I’m sure, with a title like this one, you’re expecting me to unload a litany of problems with kids today. After all, don’t older generations always believe that the “kids of today” are worse than they themselves were? I will admit that I do believe there are some things that are lacking in kids today, but I’ll try not to linger on that line of thought.

     My father and I just returned from a three-day trip with twenty-two honor society students. These students ranged from eleven years of age to seventeen. The hotel clerk who checked us in on Thursday night told us on Friday that she had come back to work that morning expecting to put out fires from complaints about my students. She was amazed that there weren’t any. She said that hotels dreaded school groups because the kids were always awful… throwing chocolate milk at the walls, jumping on the beds, and running and yelling down the halls. I quote, “Your students comport themselves like adults.” Dad and I were so proud, we could have sprouted peacock feathers!

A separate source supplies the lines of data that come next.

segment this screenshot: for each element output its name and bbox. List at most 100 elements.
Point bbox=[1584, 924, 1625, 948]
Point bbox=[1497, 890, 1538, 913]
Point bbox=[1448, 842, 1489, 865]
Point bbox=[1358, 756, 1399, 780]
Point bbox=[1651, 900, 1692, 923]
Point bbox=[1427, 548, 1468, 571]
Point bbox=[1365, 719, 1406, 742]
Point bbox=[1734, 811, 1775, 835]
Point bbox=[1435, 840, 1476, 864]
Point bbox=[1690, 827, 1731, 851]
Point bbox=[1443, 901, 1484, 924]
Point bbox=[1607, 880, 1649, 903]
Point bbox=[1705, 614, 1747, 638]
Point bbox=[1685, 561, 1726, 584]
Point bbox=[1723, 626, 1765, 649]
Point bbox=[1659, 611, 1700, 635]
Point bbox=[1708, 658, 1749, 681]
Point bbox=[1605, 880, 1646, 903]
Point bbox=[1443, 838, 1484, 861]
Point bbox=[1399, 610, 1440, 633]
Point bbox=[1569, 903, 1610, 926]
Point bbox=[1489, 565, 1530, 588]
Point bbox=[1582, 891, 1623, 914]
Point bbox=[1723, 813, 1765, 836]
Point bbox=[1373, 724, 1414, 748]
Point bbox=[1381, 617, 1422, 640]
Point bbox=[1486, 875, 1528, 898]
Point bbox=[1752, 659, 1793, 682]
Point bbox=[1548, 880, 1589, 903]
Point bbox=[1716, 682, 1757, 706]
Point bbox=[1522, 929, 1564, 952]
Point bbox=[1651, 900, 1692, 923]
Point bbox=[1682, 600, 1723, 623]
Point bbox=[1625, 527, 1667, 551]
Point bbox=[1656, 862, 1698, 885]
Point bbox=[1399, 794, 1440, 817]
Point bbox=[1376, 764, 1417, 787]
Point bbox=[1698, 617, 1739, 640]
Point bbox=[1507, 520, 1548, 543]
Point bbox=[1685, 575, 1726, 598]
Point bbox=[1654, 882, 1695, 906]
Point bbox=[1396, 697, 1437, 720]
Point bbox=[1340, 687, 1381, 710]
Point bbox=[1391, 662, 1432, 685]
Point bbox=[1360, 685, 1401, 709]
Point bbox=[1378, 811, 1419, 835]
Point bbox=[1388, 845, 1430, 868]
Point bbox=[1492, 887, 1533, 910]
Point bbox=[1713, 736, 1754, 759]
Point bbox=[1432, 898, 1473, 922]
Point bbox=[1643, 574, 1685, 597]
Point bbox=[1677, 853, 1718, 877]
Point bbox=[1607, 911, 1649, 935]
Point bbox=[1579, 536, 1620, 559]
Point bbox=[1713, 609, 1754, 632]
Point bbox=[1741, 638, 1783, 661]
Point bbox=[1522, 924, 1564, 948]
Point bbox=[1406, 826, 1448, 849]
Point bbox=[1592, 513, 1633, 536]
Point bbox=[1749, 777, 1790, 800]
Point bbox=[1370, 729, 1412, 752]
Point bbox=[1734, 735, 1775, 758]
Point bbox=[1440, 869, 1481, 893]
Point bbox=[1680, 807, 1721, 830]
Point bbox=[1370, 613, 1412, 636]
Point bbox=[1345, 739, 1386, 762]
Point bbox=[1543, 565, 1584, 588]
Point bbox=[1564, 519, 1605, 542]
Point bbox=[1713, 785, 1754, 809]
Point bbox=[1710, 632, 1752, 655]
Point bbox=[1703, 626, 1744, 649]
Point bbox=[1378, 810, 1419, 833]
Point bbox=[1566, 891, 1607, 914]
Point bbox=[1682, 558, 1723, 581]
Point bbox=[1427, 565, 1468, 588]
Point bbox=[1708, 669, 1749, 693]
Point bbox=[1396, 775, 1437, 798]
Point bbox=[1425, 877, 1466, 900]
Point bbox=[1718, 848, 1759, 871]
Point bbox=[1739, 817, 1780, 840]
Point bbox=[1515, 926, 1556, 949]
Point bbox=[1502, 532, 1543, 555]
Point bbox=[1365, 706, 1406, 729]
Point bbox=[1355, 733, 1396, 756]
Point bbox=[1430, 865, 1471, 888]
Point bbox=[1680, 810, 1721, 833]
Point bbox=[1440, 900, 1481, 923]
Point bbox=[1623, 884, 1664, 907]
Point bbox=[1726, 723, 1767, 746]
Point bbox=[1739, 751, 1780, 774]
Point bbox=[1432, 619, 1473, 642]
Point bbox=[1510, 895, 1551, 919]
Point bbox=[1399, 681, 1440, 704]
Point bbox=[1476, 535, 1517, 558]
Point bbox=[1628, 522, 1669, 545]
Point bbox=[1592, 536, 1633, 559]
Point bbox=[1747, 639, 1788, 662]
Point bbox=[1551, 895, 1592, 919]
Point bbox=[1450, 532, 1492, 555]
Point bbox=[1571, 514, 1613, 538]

    Students like ours are the anomaly. As I stood in line at the Marble Slab Creamery the next night, two women and three children came in and joined the line behind me. A girl about ten years old took the place right behind me, and in a matter of three minutes, she had elbowed me twice, bumped her rear into mine, and full-on leaned on me two times! I could not believe the women were letting her do this! I had to leave for fear my face would show my disdain and I’d end up on someone’s phone video as one of those women.

    Let me assert that there is nothing wrong with today’s kids.  It is the adults around them that are to be congratulated or blamed for their behavior.  Our kids behaved beautifully because we 1) laid out the expected behavior, 2) let them know that an infraction would lead to a call to the student’s parents - no matter the time- and that student leaving the trip immediately, and 3) promised that that would be the student’s last trip with us should he misbehave. Sound harsh? My favorite principal maxim is this: a person will not change a behavior until it becomes uncomfortable to do that behavior. My job as principal is to make noncompliance uncomfortable.

     The ironic thing, though, is that very rarely do I actually have to follow through on that threat. My second assertion is this: when kids know what is expected of them, they tend to do it. Okay, maybe not chores around the house. In thirty-two years of teaching, though, I have not had to follow through on that disciplinary action but twice, and those two times were years apart.

     The kids of today know facts and processes that I didn’t know till I was an adult. The kids of today look up DIY and teach themselves instruments and art and cooking. The kids of today can make music with as many layers as a symphony. Kids are amazing! No less amazing than they ever were. It’s the adults who have changed. Some are overly cautious, listening to talking heads telling them the world is out to get their children. Others are so absorbed with their own pursuits, games, and phones, that they’ve left their kids to raise themselves. Good parents throughout the generations have always followed their guts, and good kids were the result of testing and trying and finding what works. That takes time and courage.

   I’d like to thank those parents who have taken the time to teach their children that being a part of society has required protocol, that gaining material items is a privilege rather a right, and that decency is always the best option. You are the heroes our world desperately needs!